" Le merveilleux, c'est un double effet de stupeur et d'enthousiasme ". Voilà l'introduction de Goimard à son essai. On peut étendre cette définition à la Critique du merveilleux et de la fantasy.
Un angle universitaire surréaliste
Universitaire, Goimard l'a été. Ses analyses relèvent souvent du mémoire et la structure de son essai y répond. Goimard a cette façon très particulière de survoler les points qui se groupent en suspension sur des hypothèses ébauchées par les critiques et professeurs qui se sont penchés sur le merveilleux depuis les années 50. Parcourir son livre tient de l'émerveillement : quel autre genre que la fantasy ou le merveilleux pouvait soutenir des thèses à la fois si fouillées et si personnelles ? Aucun. Le parallèle avec les surréalistes et l'insertion du merveilleux dans leurs œuvres est fait à bon escient : nous sommes là face à une thèse qui n'exclut pas l'appréhension d'un lecteur érudit et fasciné et d'un talentueux acteur du monde la S-F.

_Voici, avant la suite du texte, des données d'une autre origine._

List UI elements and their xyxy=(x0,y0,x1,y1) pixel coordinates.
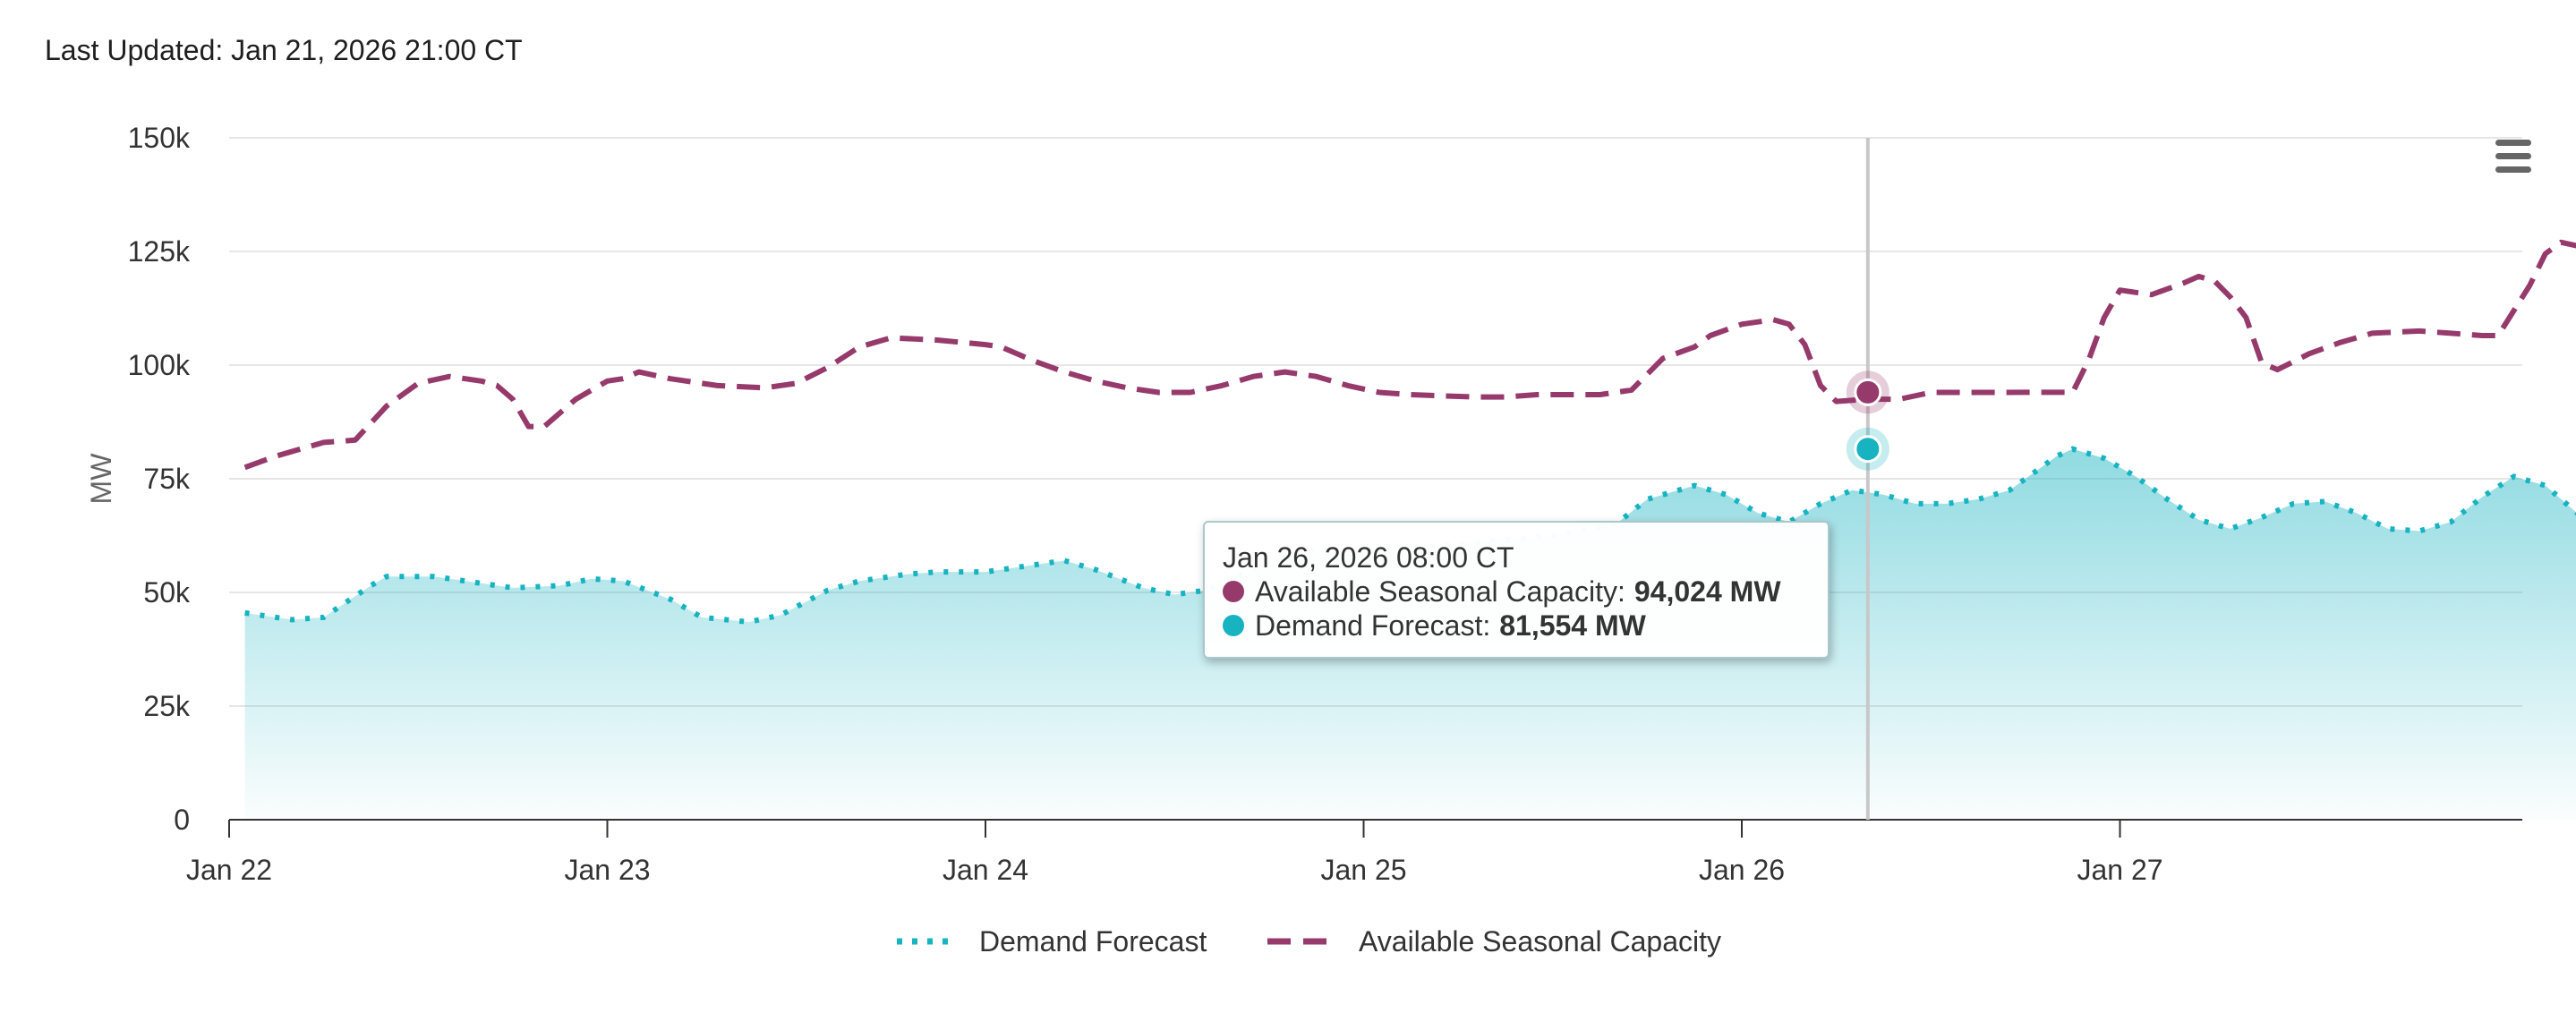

Les quatre parties du roman méritent d'être citées, avant d'aller plus loin dans l'analyse : l'héritage ; au commencement, l'image ; la fantasy et ses variantes et au bout de la route, l'image. Savant entrelacement d'exemples cinématographiques et littéraires, l'essai de Goimard a quelque chose d'Everestique dans la montagne russe. Le lecteur passe sans cesse du doute (les origines sont à mon sens un peu survolées mais il est vrai que les théories sur la littérature médiévales sont aussi rares que conséquentes !) à cette fascination pour les choses évidentes une fois mises en lumière, pour l'acuité à l'état pur.
Il fallait peut-être être un pionnier pour se permettre de s'attaquer à une telle analyse. L'auteur est essayiste (la preuve), anthologiste et directeur littéraire chez Pocket. Il a été l'un des principaux révélateurs de la S-F en France. Il a également publié quelques nouvelles (six), dont deux rééditées dans le présent livre. Il s'en excuse platement. Il a tort.
L'ensemble relevant plus d'une compilation d'articles sur le sujet, liés par une réflexion qu'on suppose fil conducteur dans la vie de Goimard (et parfaitement exposé dans son chapitre sur Siudmak, son illustrateur), ces deux nouvelles ont parfaitement leur place dans un essai qui apporte un angle tout à fait personnel au sujet.
Un essai complet, déroutant, intéressant, énervant…
Tout d'abord, les différents index (thèmes, œuvres…) sont extrêmement bien construits. Il faudrait vraiment être mauvais élève pour ne pas trouver ce qu'on y cherche en quelques minutes. Il manque sans conteste une bibliographie à ce livre ; mais on se doute vite, à sa lecture, que la bibliographie aurait pu constituer à elle seule un tome entier et que Goimard n'a pas la prétention, sinon l'ambition, de rivaliser avec les thèses publiées. Il serait également difficile de citer toutes les références, même les plus importantes, de cet essai : la richesse des thèmes abordés correspond à celle dont Goimard, agrégé d'histoire, a fait preuve en tant qu'anthologiste.
On y découvre des auteurs, des critiques et des théories qu'on ne connaissait pas. On revisite des classiques, avec le regard acéré et plein d'humour de l'auteur. Ainsi, le loft et Tolkien pourraient être comparés. Un phénomène social pourrait être mis en parallèle avec la structure d'un livre…Oui. Il ne s'agit pas là d'une théorie fumeuse pourtant crainte dans l'introduction de certains chapitres, mais bien d'une analyse riche, fine, colorée et sans aucune audace. Goimard n'est pas là pour en mettre plein la vue. Qu'on soit d'accord ou pas, tout ce qu'il avance repose sur une mémoire sans faille, un sens critique sans appel et une profonde connaissance de la société et la littérature francophone comme anglophone.
Pilier de bibliothèque
Il va sans dire que cet essai fait partie des essentiels. Le merveilleux a quelques études universitaire pour se crédibiliser. La fantasy manquait de structure et de théories, cantonnée à la catégorisation plus ou moins exacte de ses œuvres. Si Goimard répertorie et rappelle toutes ses définitions, il sait également les étayer d'une étude logique. Ces analyses ne sont pas toujours accessibles pour le non-littéraire ; un lecteur monomaniaque de S-F peut se trouver perdu dans ses références.
Cependant, il s'agit là d'un véritable essai de vulgarisation, dans le sens positif du terme : le talent d'un essayiste réside parfois dans la façon dont il sait expliquer les choses les plus complexes, les idées qui tiennent le plus de la littérarité et non de la littérature propre, de la façon la plus simple du monde. Il suffit de piocher ce qui peut intéresser et de se laisser parfois porter par le reste.